If I change a file on my netbook, it gets synced to my home NAS and then replicated to 2 dedicated servers, 2 VPSes, and my CrashPlan account (with versioned backups).


----------



## wdq (Jun 24, 2013)

All of my VPSs are synced to a backup VPS hourly. The backup VPS takes a daily snapshot of all of the hourly backups. The backup VPS then syncs to a server I have at home on a weekly basis.


----------



## WelltodoInformalCattle (Jun 24, 2013)

Unfortunately not, it's something else that I have to add to my long list of things I ought to do.


----------



## sv01 (Jun 24, 2013)

sure, every 1 hours, and for my coding project, auto backup to 3 git server and 1 vps backup


----------



## MCH-Phil (Jun 24, 2013)

I backup everything daily.  When I say everything I mean everything.  Personal and Business related.  Home PC's to NS.  Everything is consolidated on 1 VPS and then distributed to another server as well as to my home PC.  I've been thinking about adding another leg of the backup but it would just be to increase redundancy.


----------



## Magiobiwan (Jun 24, 2013)

I backup my IRCd configs (which I could recreate in an emergency), and my Anope DBs and config to each of my servers (which has the added benefit of making it really easy to switch services to a different server of I need to). I also back up my M C server to all my VPSes (except the 30GB of dynmap tiles) and I backup my important docs to my Dropbox, which also syncs to my servers. I could increase my backup level even more, but I don't have anything SO IMPORTANT that if I lost it I'd be fscked.


----------



## BK_ (Jun 24, 2013)

Daily site backups on my cPanel server.


Misc configuration for my other boxes, anywhere from 5 min to hourly to weekly backups.

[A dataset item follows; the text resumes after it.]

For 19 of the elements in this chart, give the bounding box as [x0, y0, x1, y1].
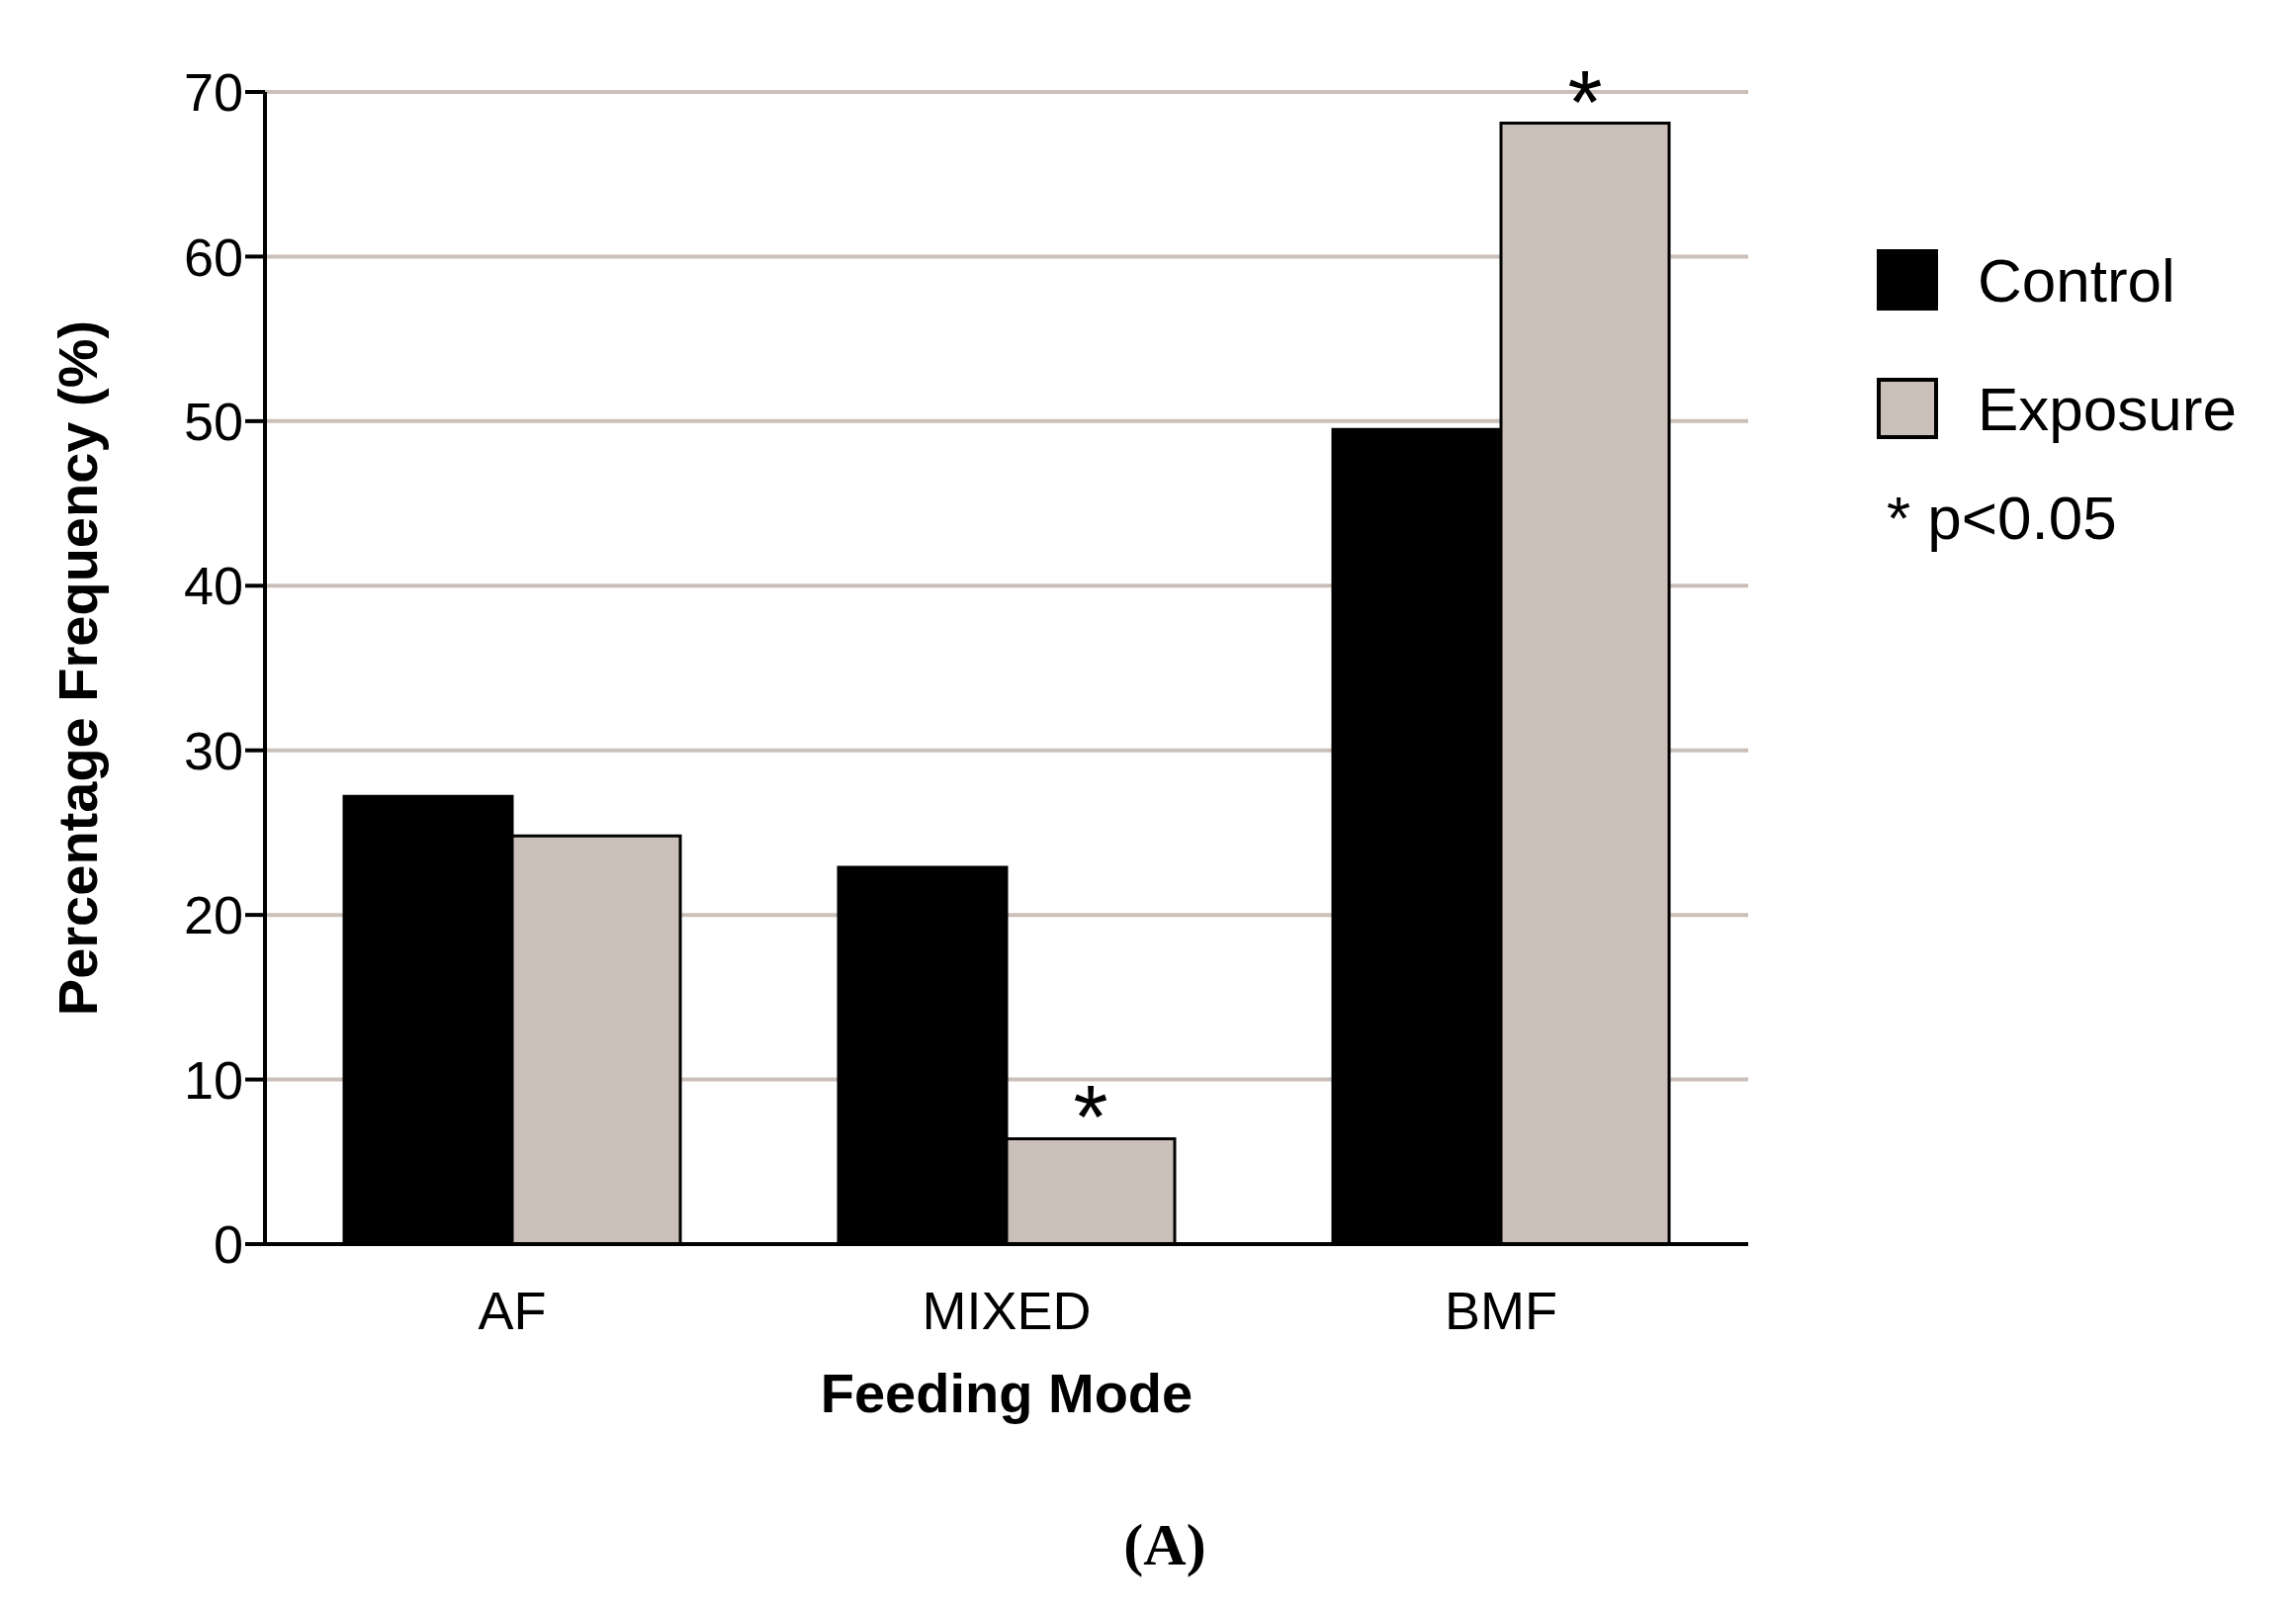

And then there's my unimportant stuff. I live on the edge and don't back it up


----------



## BK_ (Jun 24, 2013)

Double post, delete.


----------



## drmike (Jun 24, 2013)

> Dialy mysqldump and rsync to my storage vps and weekly rsync of storage vps to my local pc.



That's what I do with my baby sized projects.  My large projects are far too big to ever try such a thing.

I definitely need to add more backups though.  At least three for redundancy sake.


----------



## peterw (Jun 25, 2013)

buffalooed said:


> My large projects are far too big to ever try such a thing.


What do you mean? To much data? To big files?


----------



## drmike (Jun 25, 2013)

peterw said:


> What do you mean? To much data? To big files?


 

Yeah, too many MySQL rows in some tables.  Overall too big of a data set.

Have several multi-gigabyte sized tables.  

Still working on something sane to divide up my data and isolate the semi-static large data from the logging in nature tables that swell up.  Basically creating new databases and prioritizing different back up ideas based on the database characteristics (size, number of rows, etc.).

Self inflicted cleanup that should have been done eons ago.


----------